Era sempre assim, dantes, nas manhãs escuras de inverno. A azáfama começava de véspera, com o preparar da merenda, o transportar das armas desde a cave até ao hall de entrada onde, oleadas e descarregadas, esperavam a madrugada. Trazíamos também as cartucheiras de cintura, os sacos dos cartuchos, os oleados, as botas verdes de borracha boa, as meias grossas e os casacos quentes.
O meu Pai organizava, o que significava dar ordens que nós, refilando mais ou menos, cumpríamos. As raparigas não iam caçar, mas nem por isso se livravam de ajudar nos preparativos.

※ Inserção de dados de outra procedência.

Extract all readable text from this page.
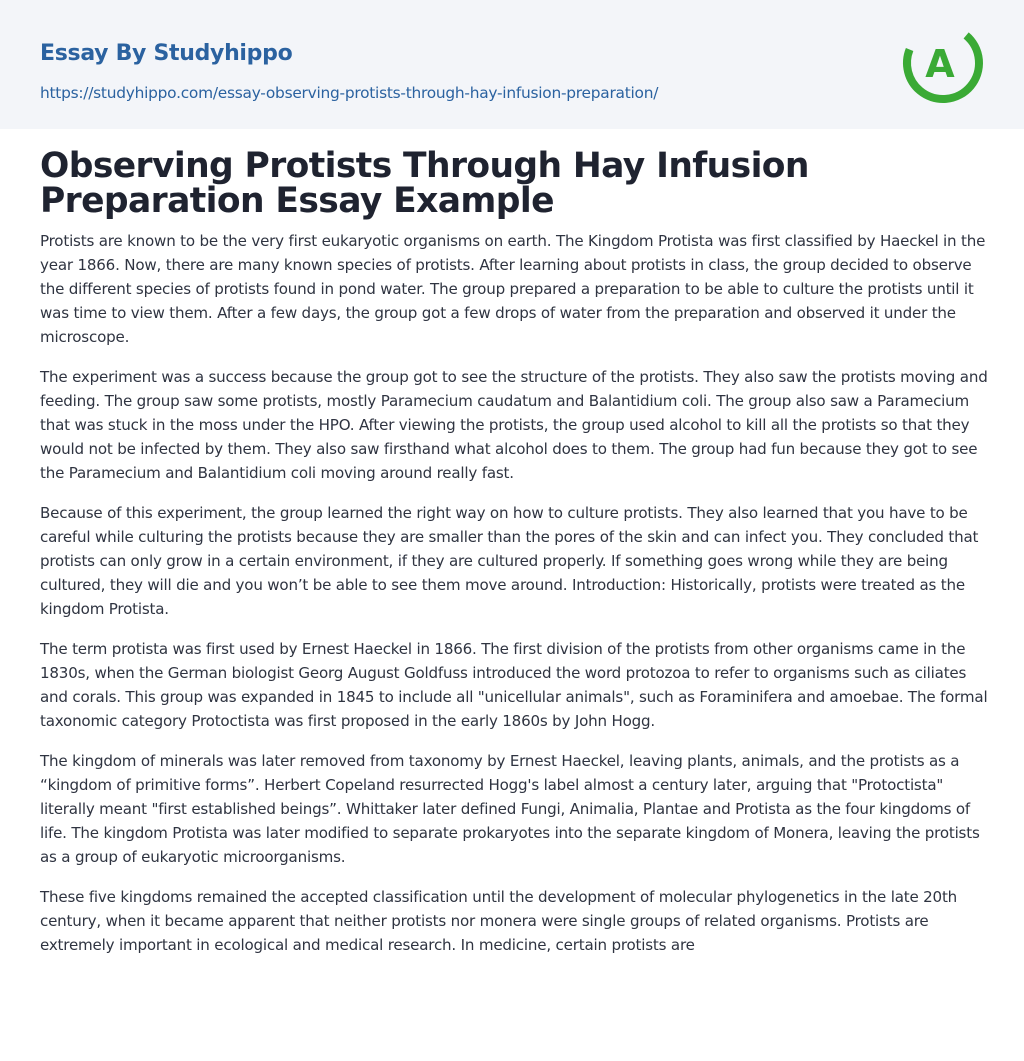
Essay By Studyhippo
https://studyhippo.com/essay-observing-protists-through-hay-infusion-preparation/
A
Observing Protists Through Hay Infusion Preparation Essay Example

Protists are known to be the very first eukaryotic organisms on earth. The Kingdom Protista was first classified by Haeckel in the year 1866. Now, there are many known species of protists. After learning about protists in class, the group decided to observe the different species of protists found in pond water. The group prepared a preparation to be able to culture the protists until it was time to view them. After a few days, the group got a few drops of water from the preparation and observed it under the microscope.

The experiment was a success because the group got to see the structure of the protists. They also saw the protists moving and feeding. The group saw some protists, mostly Paramecium caudatum and Balantidium coli. The group also saw a Paramecium that was stuck in the moss under the HPO. After viewing the protists, the group used alcohol to kill all the protists so that they would not be infected by them. They also saw firsthand what alcohol does to them. The group had fun because they got to see the Paramecium and Balantidium coli moving around really fast.

Because of this experiment, the group learned the right way on how to culture protists. They also learned that you have to be careful while culturing the protists because they are smaller than the pores of the skin and can infect you. They concluded that protists can only grow in a certain environment, if they are cultured properly. If something goes wrong while they are being cultured, they will die and you won’t be able to see them move around. Introduction: Historically, protists were treated as the kingdom Protista.

The term protista was first used by Ernest Haeckel in 1866. The first division of the protists from other organisms came in the 1830s, when the German biologist Georg August Goldfuss introduced the word protozoa to refer to organisms such as ciliates and corals. This group was expanded in 1845 to include all "unicellular animals", such as Foraminifera and amoebae. The formal taxonomic category Protoctista was first proposed in the early 1860s by John Hogg.

The kingdom of minerals was later removed from taxonomy by Ernest Haeckel, leaving plants, animals, and the protists as a “kingdom of primitive forms”. Herbert Copeland resurrected Hogg's label almost a century later, arguing that "Protoctista" literally meant "first established beings”. Whittaker later defined Fungi, Animalia, Plantae and Protista as the four kingdoms of life. The kingdom Protista was later modified to separate prokaryotes into the separate kingdom of Monera, leaving the protists as a group of eukaryotic microorganisms.

These five kingdoms remained the accepted classification until the development of molecular phylogenetics in the late 20th century, when it became apparent that neither protists nor monera were single groups of related organisms. Protists are extremely important in ecological and medical research. In medicine, certain protists are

Lembro, intenso, o cheiro do cabedal, sinto nas mãos o toque do oleado (arrepiava-me!) e recordo como gostava de ensebar as botas do meu Pai. Fazia-o com cuidado, hoje penso que com amor, e gostava de ver a forma como o couro ia ficando escuro e brilhante. Ajudava também a fazer a merenda, grandes tortilhas com cebola e batatas, pão bem fatiado com presunto gostoso, garrafas de vinho, boleimas cortadas e, sempre, peças de fruta para comer à mão. Na véspera das caçadas, a agitação era muita. O meu irmão, sempre reservado, tornava-se eléctrico, vibrava com aquelas saídas, arreliava-nos por não podermos partilhar a magia dos caminhos silenciosos e húmidos onde espreitavam os bichos. Empolgava as narrativas no regresso, acho que para que nós, as raparigas, nos sentíssemos mais diferentes ainda...

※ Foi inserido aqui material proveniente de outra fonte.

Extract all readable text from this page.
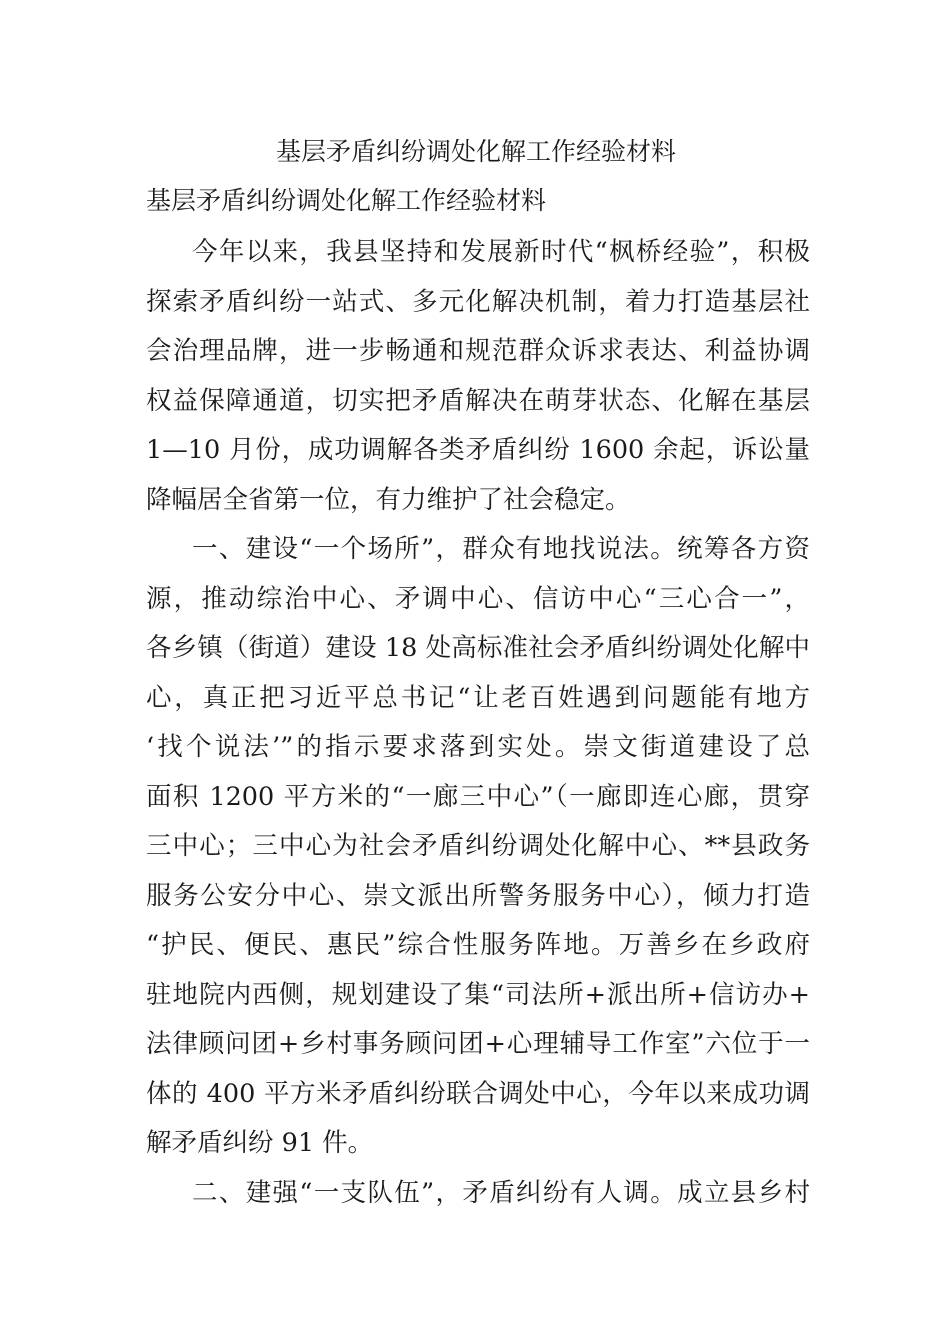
基层矛盾纠纷调处化解工作经验材料
基层矛盾纠纷调处化解工作经验材料
今年以来，我县坚持和发展新时代“枫桥经验”，积极
探索矛盾纠纷一站式、多元化解决机制，着力打造基层社
会治理品牌，进一步畅通和规范群众诉求表达、利益协调
权益保障通道，切实把矛盾解决在萌芽状态、化解在基层
1—10 月份，成功调解各类矛盾纠纷 1600 余起，诉讼量
降幅居全省第一位，有力维护了社会稳定。
一、建设“一个场所”，群众有地找说法。统筹各方资
源，推动综治中心、矛调中心、信访中心“三心合一”，
各乡镇（街道）建设 18 处高标准社会矛盾纠纷调处化解中
心，真正把习近平总书记“让老百姓遇到问题能有地方
‘找个说法’”的指示要求落到实处。崇文街道建设了总
面积 1200 平方米的“一廊三中心”（一廊即连心廊，贯穿
三中心；三中心为社会矛盾纠纷调处化解中心、**县政务
服务公安分中心、崇文派出所警务服务中心），倾力打造
“护民、便民、惠民”综合性服务阵地。万善乡在乡政府
驻地院内西侧，规划建设了集“司法所+派出所+信访办+
法律顾问团+乡村事务顾问团+心理辅导工作室”六位于一
体的 400 平方米矛盾纠纷联合调处中心，今年以来成功调
解矛盾纠纷 91 件。
二、建强“一支队伍”，矛盾纠纷有人调。成立县乡村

Na madrugada da caça, caçadores e ajudantes, todos acordávamos. Noite escura, ficava na cama, muito quieta, ouvindo o despertar masculino. O meu Pai não prescindia do duche, de barbear-se, de comer as suas habituais torradas- muito fininhas e com manteiga dos dois lados. O meu irmão, pelo contrário, desconfio que nem lavava a cara, tal era a excitação... No sobrado do corredor ouvia-lhes os passos, de trás para a frente, a carregar o carro. Depois, partiam. A casa voltava ao silêncio e eu ficava desperta, imaginando aqueles dois homens a pisarem o lavrado molhado, envolvidos em névoa, esperando, no silêncio, o correr de alguma lebre, o voo de um perdigão descuidado.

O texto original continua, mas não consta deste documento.